Robin describes his experience of using a design system, having previously been one of the people making and enforcing a design system:

However it’s only now as a product designer that I realize just how much I want the design system to carefully guide me instead of brute-forcing its decisions onto my work. I want to fall into the loving embrace of the system because I don’t wanna have to think about hex values or button sizes or box shadows. I don’t want to rethink padding and margins or rethink the grid each time I design a page.

But by golly if a design system says “no” to me then I will do my very best to blow it up.

“‘AI’ is pretty much just shorthand for mediocre” — Piper Haywood

Continuous partial ick …or perhaps continuous partial cringe.

Anyways, maybe we’ll eventually get to the point where AI has that human “spark”, who knows. Maybe it’ll happen next month and I’ll eat my words. Until then, as most of the content we experience online becomes more grey and sludgy, the personal will become far more valuable.

Can Apple Win Back Music | Vulf Opinion | Brad Frost

There’s no AI substitute for a human-produced drawing of someone on the subway, even if a similar-or-even-better result could be produced in seconds by AI. The artifact is often less important than the process — the human process — that made it. That’s why I suspect videos of creative processes are so attractive; we are captivated by seeing humans doing human things.

Clippy returned (as an unnecessary “AI”) | hidde.blog

Personally, I want software to push me not towards reusing what exists, but away from that (and that’s harder). Whether I’m producing a plan or hefty biography, push me towards thinking critically about the work, rather than offering a quick way out.

An editor’s guide to giving feedback – Start here

I was content-buddying with one of my colleagues yesterday so Bobbie’s experience resonates.
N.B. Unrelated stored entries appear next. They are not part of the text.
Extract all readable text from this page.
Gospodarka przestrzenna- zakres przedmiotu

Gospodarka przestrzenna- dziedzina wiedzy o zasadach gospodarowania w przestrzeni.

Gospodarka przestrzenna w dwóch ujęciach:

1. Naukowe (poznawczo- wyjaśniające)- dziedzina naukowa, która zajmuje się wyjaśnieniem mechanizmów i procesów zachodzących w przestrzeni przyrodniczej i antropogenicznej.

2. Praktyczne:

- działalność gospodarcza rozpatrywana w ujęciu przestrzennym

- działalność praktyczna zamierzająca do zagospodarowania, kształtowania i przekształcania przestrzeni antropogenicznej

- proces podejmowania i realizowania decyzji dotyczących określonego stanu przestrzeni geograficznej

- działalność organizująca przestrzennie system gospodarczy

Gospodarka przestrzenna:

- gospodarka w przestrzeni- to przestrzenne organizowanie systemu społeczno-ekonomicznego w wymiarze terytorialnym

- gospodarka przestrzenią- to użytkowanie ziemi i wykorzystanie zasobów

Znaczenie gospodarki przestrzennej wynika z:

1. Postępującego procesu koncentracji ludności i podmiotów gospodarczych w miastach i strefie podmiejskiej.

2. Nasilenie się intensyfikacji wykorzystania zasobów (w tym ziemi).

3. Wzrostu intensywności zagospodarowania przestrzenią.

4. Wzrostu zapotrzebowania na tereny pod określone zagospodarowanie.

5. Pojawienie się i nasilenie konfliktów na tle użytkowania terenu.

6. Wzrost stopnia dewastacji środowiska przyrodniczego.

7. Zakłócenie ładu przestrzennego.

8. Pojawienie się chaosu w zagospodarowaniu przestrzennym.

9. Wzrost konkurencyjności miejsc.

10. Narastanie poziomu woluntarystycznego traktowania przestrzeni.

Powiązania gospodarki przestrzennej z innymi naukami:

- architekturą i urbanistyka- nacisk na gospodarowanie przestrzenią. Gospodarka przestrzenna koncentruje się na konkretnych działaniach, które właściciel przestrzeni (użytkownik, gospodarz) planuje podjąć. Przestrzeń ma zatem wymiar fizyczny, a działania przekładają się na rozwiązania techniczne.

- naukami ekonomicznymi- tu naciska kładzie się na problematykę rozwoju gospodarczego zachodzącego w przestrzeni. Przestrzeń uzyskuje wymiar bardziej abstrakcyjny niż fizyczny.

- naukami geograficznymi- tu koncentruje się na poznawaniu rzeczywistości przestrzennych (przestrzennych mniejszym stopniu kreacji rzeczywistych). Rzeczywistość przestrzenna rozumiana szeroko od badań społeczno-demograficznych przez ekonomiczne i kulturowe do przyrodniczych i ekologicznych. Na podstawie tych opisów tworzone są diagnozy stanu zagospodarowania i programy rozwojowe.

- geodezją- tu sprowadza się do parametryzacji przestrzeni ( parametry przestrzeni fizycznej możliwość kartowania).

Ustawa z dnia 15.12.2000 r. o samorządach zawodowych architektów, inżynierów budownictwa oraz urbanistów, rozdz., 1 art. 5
Did technology kill the craftsman? - The Progress Network

There is something divine about creating. From building software to writing a book to completing a self-portrait, every act of creation is a miniature Genesis.

Speaking of doing things the long hard stupid way:

If you want to leave a fingerprint of talent on the world that lasts, get your hands dirty and practice your skill, because work that is beautiful and timeless demands dedication.

“Artificial Intelligence & Humanity,” an article by Dan Mall

AI is great anything quantity-related and bad and anything quality-related.

Sensible thinking from Dan here, that mirrors what we’re thinking at Clearleft.

In other words, it leans heavily on averages; the closer the training data matches an average, the higher degree of confidence that the result is more “correct,” or at least desirable.

The problem is that this is the polar opposite of what we consider creativity to be. Creativity isn’t about averages. It’s about the outliers, sometimes the one thing that’s different than all the rest.

404 Page Not Found | Kate Wagner

Considering the average website is less than ten years old, that old warning from your parents that says to “be careful what you post online because it’ll be there forever” is like the story your dad told you about chocolate milk coming from brown cows, a well-meant farce. On the contrary, librarians and archivists have implored us for years to be wary of the impermanence of digital media; when a website, especially one that invites mass participation, goes offline or executes a huge dump of its data and resources, it’s as if a smallish Library of Alexandria has been burned to the ground. Except unlike the burning of such a library, when a website folds, the ensuing commentary from tech blogs asks only why the company folded, or why a startup wasn’t profitable. Ignored is the scope and species of the lost material, or what it might have meant to the scant few who are left to salvage the digital wreck.